My husband and I live in a small community between Mammoth Lakes and Bishop, CA nestled up to the Wheeler Crest with instant backcountry access. It’s the perfect rest place and base for exploration! The last few years we have been traveling a lot, so finding a home base that we are just as excited to be as the places we travel, is really important for us. The Eastern Sierras has endless exploration with its incredible mountains and gorgeous backcountry lakes giving us the only issue of what adventure sports we want to pursue. I’m currently really excited about backcountry paddling, backpacking, and paragliding.
What trips do you have planned this year?
We just got back from a 4 month trip to Nepal. Our next trip will be in a couple of months to the West coast of Canada, then we plan on spending the summer in home in the Eastern Sierras with possibly a short trip to Europe tucked in there, and then back to Nepal in the Fall. To be honest, I’m really looking forward to being home for a bit. The summers in the Sierras are incredible with endless opportunities to get outside. Living out of a duffle bag can also get a bit exhausting, so while I love traveling, it’s nice being home and hanging my hat in one place for a minute.
What would you tell young girls who want to get involved in the outdoors but don't know how or where to start?

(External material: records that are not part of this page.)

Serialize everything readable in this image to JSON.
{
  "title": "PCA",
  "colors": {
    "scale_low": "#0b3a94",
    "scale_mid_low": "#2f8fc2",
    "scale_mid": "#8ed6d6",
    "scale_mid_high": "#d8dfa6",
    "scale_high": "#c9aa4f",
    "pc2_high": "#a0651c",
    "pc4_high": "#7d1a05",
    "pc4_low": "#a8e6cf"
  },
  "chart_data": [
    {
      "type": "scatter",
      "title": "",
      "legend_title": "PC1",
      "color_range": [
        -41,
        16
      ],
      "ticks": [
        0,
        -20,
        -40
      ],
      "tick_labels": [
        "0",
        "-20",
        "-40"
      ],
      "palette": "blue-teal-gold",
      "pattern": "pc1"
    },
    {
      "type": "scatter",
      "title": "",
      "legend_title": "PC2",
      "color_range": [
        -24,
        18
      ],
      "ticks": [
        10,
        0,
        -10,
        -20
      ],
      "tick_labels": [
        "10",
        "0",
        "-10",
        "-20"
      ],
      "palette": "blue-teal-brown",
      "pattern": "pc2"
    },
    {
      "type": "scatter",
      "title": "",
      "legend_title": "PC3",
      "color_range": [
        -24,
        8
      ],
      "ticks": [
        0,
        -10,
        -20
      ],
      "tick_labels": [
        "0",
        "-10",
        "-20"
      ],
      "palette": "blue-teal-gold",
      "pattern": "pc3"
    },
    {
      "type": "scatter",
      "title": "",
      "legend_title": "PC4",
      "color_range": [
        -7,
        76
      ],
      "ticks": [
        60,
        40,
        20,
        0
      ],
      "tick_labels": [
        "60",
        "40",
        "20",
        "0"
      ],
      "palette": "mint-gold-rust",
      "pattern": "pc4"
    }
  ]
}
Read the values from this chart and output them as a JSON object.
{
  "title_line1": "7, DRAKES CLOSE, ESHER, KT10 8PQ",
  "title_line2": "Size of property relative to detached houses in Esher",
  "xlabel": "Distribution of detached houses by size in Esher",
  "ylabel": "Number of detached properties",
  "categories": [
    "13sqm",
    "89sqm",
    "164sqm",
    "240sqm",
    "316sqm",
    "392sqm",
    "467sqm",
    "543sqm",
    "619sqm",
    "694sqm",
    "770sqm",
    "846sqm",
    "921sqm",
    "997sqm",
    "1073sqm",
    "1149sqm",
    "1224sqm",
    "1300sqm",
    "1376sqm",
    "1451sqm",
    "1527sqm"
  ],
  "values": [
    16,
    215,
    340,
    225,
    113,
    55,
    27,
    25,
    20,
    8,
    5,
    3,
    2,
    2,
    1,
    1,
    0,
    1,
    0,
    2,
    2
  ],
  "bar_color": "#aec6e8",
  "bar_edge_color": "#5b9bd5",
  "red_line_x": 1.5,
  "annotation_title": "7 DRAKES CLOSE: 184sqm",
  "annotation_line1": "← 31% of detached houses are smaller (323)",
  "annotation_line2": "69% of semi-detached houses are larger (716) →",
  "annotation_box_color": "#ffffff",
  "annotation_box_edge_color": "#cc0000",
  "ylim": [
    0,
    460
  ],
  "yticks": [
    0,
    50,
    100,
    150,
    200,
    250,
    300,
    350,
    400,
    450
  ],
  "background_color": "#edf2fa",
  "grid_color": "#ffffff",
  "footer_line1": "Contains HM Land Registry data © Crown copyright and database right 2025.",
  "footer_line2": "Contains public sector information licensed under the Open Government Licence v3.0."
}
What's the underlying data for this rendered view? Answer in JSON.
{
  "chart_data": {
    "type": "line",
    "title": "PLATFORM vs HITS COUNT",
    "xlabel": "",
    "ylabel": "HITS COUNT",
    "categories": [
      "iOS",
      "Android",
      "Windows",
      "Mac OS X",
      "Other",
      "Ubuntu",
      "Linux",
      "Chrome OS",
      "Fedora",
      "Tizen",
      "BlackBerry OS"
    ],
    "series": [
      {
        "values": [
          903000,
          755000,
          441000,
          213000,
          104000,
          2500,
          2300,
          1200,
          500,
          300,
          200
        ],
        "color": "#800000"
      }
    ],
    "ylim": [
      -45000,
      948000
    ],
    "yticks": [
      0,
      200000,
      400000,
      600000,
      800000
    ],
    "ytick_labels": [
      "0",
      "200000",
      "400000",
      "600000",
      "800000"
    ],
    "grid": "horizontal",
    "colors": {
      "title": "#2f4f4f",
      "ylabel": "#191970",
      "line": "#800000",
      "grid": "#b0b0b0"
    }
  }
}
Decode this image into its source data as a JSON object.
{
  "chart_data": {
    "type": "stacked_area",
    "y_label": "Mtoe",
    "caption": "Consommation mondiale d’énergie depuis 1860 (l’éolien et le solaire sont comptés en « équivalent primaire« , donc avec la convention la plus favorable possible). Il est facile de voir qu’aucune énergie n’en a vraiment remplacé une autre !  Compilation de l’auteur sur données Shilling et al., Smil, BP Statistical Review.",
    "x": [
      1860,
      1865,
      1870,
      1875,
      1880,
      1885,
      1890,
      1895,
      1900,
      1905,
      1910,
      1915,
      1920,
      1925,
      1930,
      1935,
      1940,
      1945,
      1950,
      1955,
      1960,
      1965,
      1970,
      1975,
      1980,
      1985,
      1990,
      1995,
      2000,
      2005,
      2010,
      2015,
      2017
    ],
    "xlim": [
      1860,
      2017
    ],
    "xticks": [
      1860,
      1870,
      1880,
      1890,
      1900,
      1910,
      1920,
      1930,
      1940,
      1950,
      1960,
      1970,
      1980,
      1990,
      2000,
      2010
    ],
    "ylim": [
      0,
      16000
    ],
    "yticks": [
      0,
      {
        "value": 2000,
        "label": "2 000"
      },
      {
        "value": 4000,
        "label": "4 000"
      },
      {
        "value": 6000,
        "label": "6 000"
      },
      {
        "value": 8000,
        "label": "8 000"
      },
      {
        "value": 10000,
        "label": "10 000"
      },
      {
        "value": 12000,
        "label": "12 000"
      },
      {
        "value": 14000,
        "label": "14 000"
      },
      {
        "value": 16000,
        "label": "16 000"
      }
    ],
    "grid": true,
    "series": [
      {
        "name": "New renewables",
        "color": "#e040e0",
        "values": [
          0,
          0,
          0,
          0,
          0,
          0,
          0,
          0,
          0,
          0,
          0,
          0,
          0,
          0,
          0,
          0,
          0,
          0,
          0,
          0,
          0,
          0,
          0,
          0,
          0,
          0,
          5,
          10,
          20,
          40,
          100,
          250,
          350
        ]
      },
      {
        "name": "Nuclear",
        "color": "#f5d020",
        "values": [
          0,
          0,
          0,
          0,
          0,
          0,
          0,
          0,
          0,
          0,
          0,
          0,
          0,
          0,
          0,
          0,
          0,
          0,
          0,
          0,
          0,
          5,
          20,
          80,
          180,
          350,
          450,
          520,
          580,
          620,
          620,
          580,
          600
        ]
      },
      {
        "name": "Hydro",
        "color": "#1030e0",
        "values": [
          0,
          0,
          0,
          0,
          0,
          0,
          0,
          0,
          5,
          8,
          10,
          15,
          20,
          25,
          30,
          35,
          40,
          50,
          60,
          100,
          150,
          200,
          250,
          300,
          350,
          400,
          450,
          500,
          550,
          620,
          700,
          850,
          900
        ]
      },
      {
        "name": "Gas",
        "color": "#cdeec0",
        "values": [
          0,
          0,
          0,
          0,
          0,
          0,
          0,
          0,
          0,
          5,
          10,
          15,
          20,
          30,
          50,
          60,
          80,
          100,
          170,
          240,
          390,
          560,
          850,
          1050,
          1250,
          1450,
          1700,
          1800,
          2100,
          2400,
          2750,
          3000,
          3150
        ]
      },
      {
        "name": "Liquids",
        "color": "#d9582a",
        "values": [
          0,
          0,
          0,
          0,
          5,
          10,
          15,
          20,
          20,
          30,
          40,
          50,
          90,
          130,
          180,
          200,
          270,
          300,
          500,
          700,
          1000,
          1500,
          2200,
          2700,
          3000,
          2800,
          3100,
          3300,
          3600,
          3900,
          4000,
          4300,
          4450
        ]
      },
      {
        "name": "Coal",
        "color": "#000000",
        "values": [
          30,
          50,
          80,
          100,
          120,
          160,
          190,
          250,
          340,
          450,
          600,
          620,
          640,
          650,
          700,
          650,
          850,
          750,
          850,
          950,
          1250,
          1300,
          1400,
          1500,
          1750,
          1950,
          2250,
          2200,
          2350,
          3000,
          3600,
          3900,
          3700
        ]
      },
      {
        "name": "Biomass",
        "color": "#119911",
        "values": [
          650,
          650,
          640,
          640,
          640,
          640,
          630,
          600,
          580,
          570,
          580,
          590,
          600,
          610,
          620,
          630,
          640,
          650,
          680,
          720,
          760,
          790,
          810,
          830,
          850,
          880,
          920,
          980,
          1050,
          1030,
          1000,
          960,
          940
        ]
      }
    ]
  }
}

Say yes to the adventure. By that I mean, don’t be scared when people invite you to go paddling, hiking, climbing, etc. I used to allow fear dictate my decisions, but one day, I decided to start saying yes. (It might have been shortly after the movie, Yes, Man came out! Haha!) I was always scared of not being good at something instead of excited to try something new. I didn’t want to embarrass myself if I looked silly in front of people or wasn’t awesome at something right away. It turns out that the outdoor community is really encouraging and celebrates you when you conquer your own personal goals. Also, now more than ever, it’s really easy to find other people who are adventuring through social media outlets and other online sources. These are great tools to connect, find groups who are getting out, and learn more about what you want to do outside. Someone once told me if you want to become good at something, surround yourself with people you look up to in that area. When I started climbing, I went with people who were climbing harder than me so I could learn from what they had already accomplished. This last year I finished my paragliding course and immediately started to fly with accomplished pilots that I really looked up to. There is a fair amount of vulnerability to step out and try new things, but when it comes to the outdoors, it will always be worth it. If you can’t find people to adventure with, also don’t be afraid to go by yourself. My favorite moments are being alone on a lake on my paddle board with a picnic for one waiting for me on the shore (two if you include Astro!)
Is there anything else you think we should know about you?
I would encourage people to put down their electronic devices and get outside. The one thing I love about paddling is that I don’t bring my phone with me - I don’t want to get a waterproof case for it because I don’t need it with me. Getting outside has a way of cleansing the busyness of life and allowing yourself to refill. I’m thankful there isn’t phone service in many of the mountain ranges I adventure in. I don’t need that distraction. Exploring nature’s playground has allowed me to discover who I am and what really matters in life. For example, it took being stuck in the Himalayas during Nepal’s largest earthquake in almost a century to propel me into humanitarian work which is something I’ve always been passionate about, but never knew how to get out of my ‘Western comforts’ to act on it. Since then I have been back to Nepal 6 times in two years using my passion for the outdoors to draw me to a people group deep in the mountains. These people that I come to help, have taught me more about myself than any class or book. It’s the experience of being present and real, just like being outside, that changes your whole being.